Though many people find Mark and Jeremy almost too depressing to watch, I think some sympathy with them is maintained throughout – Armstrong told the Guardian recently, being interviewed about Succession, that he feels “a tenderness towards humanity” and recognises what “a f**king mess we make continually, despite our best intentions”. That said, the end of series nine, which aired belatedly in 2016, did feel a little bleak, even for me, as Mark and Jez reached their forties and continued to stagnate. We can’t forgive them – for cheating, manipulating, neglecting, jilting, a little bit of kidnapping, killing and eating a pet dog – but we do know that underneath it all they were trying. This is, in fact, what is most tragic of all.
You might once have said of this off-the-wall, mundane and abject show that “If this was on television, nobody would be watching” – and when Peep Show first aired, its ratings were mediocre. Each series hung by a thread; as people got used to the strange camerawork and dialogue format, its audience steadily increased until it became stable in series six.
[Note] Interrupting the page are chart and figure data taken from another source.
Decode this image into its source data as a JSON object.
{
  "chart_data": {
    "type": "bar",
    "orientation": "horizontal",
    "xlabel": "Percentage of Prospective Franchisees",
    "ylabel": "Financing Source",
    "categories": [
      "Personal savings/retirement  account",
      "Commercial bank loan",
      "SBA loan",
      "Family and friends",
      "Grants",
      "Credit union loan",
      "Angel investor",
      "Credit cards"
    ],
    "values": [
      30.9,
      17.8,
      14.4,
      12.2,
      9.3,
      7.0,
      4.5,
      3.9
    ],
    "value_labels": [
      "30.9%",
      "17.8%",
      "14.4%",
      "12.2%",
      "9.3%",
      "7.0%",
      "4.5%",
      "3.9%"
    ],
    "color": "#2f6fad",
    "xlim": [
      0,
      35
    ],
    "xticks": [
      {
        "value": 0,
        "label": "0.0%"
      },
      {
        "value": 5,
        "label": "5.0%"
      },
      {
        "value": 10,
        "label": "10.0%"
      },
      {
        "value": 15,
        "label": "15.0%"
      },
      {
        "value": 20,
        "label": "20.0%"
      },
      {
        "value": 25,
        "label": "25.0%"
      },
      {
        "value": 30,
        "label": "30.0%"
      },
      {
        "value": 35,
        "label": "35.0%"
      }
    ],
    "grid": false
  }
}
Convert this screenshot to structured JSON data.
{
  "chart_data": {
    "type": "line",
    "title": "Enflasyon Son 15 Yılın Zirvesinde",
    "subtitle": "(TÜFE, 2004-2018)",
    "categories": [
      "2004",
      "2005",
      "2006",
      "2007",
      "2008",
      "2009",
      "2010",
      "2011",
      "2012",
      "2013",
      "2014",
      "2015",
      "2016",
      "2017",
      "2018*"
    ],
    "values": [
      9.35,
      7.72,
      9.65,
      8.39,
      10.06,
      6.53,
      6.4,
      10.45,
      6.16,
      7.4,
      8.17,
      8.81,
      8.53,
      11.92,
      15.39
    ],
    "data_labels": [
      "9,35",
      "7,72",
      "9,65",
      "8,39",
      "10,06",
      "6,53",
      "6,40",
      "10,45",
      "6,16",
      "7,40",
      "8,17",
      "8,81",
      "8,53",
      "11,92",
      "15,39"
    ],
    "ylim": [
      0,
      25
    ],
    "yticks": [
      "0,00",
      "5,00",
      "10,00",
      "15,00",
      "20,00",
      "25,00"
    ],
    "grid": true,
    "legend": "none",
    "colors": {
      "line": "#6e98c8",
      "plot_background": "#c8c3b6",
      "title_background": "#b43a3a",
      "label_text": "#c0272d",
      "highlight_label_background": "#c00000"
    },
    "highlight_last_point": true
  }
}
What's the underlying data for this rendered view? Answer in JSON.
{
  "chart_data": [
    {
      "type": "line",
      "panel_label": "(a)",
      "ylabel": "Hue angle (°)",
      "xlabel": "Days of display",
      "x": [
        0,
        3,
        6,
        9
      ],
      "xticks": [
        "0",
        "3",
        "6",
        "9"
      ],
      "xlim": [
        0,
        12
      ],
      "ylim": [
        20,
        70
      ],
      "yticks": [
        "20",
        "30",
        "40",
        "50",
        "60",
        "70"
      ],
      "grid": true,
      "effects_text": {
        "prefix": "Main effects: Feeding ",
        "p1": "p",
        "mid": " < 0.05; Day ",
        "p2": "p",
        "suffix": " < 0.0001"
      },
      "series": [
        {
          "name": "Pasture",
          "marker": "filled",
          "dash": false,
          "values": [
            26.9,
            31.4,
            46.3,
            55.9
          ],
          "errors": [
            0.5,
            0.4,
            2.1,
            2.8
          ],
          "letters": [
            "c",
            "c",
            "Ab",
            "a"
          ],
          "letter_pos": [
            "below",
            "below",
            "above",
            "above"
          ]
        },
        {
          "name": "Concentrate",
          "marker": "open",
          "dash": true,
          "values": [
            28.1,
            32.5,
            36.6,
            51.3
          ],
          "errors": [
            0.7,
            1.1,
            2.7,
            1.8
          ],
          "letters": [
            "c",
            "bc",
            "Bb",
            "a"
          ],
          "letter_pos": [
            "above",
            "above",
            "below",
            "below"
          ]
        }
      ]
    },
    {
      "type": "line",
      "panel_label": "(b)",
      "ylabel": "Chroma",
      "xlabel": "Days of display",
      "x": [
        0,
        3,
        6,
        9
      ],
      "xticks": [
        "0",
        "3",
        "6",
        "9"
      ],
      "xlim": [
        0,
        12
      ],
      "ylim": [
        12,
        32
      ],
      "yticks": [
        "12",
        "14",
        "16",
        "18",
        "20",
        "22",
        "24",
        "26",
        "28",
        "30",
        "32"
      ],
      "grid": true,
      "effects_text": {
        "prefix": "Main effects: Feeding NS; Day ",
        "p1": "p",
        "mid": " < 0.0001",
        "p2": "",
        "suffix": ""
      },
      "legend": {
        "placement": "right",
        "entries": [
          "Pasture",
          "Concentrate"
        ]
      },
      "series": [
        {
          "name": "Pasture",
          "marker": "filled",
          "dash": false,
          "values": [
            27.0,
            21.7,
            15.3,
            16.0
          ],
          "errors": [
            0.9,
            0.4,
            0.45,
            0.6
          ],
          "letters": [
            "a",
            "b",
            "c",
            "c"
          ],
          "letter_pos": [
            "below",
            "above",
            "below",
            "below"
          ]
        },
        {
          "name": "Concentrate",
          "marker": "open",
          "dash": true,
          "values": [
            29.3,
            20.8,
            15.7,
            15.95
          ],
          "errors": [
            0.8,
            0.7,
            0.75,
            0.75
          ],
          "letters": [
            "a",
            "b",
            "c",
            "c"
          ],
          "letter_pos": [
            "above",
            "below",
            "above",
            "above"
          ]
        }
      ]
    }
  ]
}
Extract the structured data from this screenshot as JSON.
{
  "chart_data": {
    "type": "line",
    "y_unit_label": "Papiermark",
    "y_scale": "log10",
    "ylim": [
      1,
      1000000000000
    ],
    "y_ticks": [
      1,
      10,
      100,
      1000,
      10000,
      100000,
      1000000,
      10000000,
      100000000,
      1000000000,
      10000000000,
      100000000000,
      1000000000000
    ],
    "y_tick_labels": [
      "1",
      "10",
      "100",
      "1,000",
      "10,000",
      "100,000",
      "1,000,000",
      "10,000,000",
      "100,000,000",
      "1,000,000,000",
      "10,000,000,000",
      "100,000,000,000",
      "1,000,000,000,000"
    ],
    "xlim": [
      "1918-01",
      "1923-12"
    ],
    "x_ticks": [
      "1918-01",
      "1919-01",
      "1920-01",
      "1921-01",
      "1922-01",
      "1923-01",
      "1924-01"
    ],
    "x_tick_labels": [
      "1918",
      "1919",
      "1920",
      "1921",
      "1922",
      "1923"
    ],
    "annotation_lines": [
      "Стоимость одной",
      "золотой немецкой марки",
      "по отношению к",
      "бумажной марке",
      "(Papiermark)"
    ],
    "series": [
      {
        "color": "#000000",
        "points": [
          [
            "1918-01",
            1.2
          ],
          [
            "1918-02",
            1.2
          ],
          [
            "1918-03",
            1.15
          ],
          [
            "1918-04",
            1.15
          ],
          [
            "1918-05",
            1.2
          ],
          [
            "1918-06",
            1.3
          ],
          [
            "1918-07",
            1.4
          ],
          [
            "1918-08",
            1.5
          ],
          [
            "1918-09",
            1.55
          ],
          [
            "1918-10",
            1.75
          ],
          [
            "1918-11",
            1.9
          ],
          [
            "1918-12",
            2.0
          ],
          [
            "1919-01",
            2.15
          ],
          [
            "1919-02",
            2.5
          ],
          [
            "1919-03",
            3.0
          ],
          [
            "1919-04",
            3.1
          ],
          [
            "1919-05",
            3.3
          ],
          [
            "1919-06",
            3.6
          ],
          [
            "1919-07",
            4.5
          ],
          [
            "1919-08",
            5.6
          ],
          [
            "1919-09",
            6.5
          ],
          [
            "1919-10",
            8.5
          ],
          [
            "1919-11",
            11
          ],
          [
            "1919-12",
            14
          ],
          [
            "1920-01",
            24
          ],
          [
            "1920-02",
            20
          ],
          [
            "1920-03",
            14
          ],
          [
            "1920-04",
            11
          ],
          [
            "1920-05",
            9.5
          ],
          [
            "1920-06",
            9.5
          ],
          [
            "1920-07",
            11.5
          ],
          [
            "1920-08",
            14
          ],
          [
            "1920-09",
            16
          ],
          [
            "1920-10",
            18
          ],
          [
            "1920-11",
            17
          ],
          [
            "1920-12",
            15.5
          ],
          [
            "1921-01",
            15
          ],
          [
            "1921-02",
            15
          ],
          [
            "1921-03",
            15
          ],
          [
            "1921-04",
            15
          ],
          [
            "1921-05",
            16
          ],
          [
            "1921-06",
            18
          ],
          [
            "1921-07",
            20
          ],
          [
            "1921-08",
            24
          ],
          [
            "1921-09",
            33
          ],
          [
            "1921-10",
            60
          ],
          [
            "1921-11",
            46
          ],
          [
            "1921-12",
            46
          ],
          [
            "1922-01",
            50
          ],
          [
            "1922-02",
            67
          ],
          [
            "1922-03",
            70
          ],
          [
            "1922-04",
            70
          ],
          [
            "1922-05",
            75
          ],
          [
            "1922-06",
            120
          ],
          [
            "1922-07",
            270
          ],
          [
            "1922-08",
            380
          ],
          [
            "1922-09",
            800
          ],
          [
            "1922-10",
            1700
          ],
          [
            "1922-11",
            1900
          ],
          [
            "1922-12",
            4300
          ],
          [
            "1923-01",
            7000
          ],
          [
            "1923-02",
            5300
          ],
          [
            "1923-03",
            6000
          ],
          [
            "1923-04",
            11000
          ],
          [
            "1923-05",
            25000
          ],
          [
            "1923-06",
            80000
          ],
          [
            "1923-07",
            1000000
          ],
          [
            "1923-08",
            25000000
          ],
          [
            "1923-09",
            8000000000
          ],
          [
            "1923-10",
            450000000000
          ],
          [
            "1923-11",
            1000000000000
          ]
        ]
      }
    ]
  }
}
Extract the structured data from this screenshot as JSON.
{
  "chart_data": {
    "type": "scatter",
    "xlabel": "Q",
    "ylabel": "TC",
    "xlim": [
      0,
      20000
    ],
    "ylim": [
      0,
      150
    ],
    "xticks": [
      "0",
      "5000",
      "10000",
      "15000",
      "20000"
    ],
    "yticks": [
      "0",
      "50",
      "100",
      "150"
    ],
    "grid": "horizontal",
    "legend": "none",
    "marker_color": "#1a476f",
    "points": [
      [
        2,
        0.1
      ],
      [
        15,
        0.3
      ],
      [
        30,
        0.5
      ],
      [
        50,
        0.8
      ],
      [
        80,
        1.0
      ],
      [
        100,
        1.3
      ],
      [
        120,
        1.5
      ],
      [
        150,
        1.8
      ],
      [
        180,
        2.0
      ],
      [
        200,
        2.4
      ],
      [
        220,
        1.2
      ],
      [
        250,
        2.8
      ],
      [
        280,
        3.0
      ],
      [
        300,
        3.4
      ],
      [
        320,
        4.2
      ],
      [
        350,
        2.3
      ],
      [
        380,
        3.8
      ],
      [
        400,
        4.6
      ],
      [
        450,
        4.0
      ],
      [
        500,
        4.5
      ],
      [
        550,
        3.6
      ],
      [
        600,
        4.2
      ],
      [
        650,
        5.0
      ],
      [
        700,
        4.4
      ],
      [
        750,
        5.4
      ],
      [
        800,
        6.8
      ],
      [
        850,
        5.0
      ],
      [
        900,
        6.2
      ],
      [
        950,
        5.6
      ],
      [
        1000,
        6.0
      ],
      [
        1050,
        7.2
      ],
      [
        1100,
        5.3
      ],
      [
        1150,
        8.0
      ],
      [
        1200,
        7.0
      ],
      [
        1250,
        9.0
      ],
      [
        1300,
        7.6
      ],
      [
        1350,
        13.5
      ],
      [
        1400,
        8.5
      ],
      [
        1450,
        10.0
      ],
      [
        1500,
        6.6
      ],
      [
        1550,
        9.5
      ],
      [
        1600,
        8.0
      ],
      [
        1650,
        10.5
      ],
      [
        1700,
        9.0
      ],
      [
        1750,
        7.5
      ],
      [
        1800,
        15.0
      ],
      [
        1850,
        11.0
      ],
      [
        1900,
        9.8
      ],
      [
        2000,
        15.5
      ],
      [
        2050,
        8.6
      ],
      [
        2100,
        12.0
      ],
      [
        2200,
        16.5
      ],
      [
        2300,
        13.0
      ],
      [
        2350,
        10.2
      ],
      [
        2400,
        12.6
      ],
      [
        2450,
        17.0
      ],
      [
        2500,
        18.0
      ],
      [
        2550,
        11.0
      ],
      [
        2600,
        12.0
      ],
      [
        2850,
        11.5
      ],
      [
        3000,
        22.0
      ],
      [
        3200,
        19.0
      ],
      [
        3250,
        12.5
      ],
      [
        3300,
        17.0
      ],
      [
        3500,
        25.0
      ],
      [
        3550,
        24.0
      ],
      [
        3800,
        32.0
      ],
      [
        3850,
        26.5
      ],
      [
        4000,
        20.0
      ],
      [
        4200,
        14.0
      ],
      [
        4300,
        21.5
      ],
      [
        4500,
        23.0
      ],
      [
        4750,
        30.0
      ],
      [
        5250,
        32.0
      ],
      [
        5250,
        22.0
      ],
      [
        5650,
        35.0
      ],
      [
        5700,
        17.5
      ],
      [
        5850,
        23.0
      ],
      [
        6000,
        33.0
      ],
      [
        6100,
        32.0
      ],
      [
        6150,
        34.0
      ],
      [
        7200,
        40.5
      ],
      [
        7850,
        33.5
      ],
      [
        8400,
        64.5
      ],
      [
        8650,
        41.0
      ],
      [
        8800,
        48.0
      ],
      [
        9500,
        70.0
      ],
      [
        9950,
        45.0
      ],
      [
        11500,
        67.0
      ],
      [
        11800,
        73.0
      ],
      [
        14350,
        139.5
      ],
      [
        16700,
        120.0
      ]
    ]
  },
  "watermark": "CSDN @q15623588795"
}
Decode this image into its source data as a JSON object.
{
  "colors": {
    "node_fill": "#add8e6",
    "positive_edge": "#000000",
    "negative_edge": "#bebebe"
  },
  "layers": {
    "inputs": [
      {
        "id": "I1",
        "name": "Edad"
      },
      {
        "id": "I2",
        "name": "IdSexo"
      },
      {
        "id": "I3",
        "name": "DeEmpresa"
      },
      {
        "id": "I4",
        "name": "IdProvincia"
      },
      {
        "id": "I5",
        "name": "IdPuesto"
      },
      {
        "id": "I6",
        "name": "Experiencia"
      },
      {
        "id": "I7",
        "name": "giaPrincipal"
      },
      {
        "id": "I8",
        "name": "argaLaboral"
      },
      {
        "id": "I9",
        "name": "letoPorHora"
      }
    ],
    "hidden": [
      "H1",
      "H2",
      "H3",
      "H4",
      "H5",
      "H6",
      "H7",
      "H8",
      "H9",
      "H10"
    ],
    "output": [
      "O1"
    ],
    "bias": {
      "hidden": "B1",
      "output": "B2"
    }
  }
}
Now, two decades on, it will remain on Netflix for at least another year, after its scheduled removal prompted outrage from fans (in response to one querying the announcement, Netflix tweeted: “It was decided this would have been so not Rainbow Rhythms, so Peep Show will remain on Netflix.”).
Sincere enthusiasm isn’t an emotion readily expressed in the Peep Show universe (and when it is, it is tragically dashed: take Mark’s fated run-in with the scam publishing house British London, which publishes his magnum opus Business Secrets of the Pharaohs and misspells his name on the cover). So I won’t express any now. Instead I’ll just paraphrase Jeremy: Forget Shakespeare. Thank God I’m watching television.